De leden van de SGP-fractie vragen zich af of het niet verwarrend kan werken nu over de kleur van het schrijfmateriaal twee verschillende bepalingen in de Kieswet komen te staan. Is herkenbaarheid van de stem niet voldoende voor de telling van de stemmen?
De leden van de CDA-fractie onderschrijven het standpunt van de regering, zoals ook in de MvT in paragraaf 5 verwoord, dat het niet wenselijk is kieskringen af te schaffen. Deze leden vinden het van belang, dat politieke partijen de mogelijkheid hebben om slechts in één of enkele kieskringen deel te nemen dan wel om gedifferentieerde lijsten per kieskring in te dienen.

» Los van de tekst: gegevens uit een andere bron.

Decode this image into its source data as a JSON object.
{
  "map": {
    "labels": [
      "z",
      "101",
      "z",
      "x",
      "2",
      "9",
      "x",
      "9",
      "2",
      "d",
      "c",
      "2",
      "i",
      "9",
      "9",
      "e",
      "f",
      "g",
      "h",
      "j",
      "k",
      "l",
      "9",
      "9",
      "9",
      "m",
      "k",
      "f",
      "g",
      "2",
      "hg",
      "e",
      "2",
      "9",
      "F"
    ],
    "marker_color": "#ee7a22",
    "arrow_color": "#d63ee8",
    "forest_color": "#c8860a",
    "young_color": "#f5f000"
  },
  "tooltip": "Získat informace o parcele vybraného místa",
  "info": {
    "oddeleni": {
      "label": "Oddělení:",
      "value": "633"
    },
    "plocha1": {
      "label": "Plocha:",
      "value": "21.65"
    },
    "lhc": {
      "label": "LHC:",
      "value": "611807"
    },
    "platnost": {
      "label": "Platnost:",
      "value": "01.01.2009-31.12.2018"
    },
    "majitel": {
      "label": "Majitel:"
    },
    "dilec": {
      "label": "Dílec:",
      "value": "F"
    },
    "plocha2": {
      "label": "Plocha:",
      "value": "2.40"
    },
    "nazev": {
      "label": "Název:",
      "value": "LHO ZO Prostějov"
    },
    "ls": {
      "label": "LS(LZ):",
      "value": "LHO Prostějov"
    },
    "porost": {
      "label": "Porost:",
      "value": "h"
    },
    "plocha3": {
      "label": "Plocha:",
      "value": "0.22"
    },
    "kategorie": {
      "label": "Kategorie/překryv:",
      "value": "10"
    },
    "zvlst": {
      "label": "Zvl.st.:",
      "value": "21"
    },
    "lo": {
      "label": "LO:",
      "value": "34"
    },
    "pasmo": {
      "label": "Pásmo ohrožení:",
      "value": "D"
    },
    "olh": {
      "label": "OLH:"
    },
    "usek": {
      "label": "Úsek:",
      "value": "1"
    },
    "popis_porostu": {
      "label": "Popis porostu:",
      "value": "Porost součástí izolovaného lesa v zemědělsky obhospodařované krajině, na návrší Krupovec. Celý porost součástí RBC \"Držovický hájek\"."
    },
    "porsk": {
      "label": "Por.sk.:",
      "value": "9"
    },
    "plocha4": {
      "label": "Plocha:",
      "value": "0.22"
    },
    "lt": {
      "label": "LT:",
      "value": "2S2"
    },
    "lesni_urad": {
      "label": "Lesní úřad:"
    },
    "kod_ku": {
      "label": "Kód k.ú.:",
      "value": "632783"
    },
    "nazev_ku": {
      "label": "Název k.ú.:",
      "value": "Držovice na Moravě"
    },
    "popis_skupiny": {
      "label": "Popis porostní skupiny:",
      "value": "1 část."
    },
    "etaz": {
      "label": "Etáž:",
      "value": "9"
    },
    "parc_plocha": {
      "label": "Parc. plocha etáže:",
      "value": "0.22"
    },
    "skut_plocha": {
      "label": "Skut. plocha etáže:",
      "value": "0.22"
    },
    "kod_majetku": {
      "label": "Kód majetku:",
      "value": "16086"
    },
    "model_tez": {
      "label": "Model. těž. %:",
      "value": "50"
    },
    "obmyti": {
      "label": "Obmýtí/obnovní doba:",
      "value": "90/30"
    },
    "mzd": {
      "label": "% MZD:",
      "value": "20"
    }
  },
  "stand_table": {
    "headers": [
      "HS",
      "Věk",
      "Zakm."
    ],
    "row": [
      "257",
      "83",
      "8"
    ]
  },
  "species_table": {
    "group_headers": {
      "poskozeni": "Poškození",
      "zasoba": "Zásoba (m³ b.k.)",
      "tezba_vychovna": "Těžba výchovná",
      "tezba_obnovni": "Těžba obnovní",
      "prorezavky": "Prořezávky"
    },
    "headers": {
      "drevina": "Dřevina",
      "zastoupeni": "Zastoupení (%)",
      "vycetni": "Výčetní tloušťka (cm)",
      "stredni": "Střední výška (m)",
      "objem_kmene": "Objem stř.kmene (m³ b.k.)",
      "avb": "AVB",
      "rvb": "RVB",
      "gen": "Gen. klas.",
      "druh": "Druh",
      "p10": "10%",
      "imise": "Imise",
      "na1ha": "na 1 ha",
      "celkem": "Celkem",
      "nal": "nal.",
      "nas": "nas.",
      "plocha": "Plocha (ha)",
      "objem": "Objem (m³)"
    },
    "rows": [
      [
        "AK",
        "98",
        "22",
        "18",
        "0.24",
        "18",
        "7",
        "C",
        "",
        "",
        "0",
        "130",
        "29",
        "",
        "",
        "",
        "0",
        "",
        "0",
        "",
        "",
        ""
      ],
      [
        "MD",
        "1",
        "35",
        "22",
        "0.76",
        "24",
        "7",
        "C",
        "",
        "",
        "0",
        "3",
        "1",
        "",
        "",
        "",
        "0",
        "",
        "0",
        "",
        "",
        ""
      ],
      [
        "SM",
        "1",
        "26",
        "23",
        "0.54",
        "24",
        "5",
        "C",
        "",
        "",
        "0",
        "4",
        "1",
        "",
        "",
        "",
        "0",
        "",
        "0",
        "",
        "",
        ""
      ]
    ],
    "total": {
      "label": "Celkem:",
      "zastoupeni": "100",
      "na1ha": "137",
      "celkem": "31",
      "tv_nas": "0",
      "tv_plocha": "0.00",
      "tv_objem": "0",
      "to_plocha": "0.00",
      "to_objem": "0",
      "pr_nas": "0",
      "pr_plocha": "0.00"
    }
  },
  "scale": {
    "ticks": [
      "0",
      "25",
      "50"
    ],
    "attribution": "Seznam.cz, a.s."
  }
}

Kan de regering in dit verband nader ingaan op de argumenten van de Kiesraad, dat het niet langer benutten van de kieskringen bij de kandidaatstellingsprocedure de transparantie van het verkiezingsproces ten goede komt en dat er in de praktijk geen reële behoefte meer aan kieskringen bij de kandidaatstellingsprocedure bestaat?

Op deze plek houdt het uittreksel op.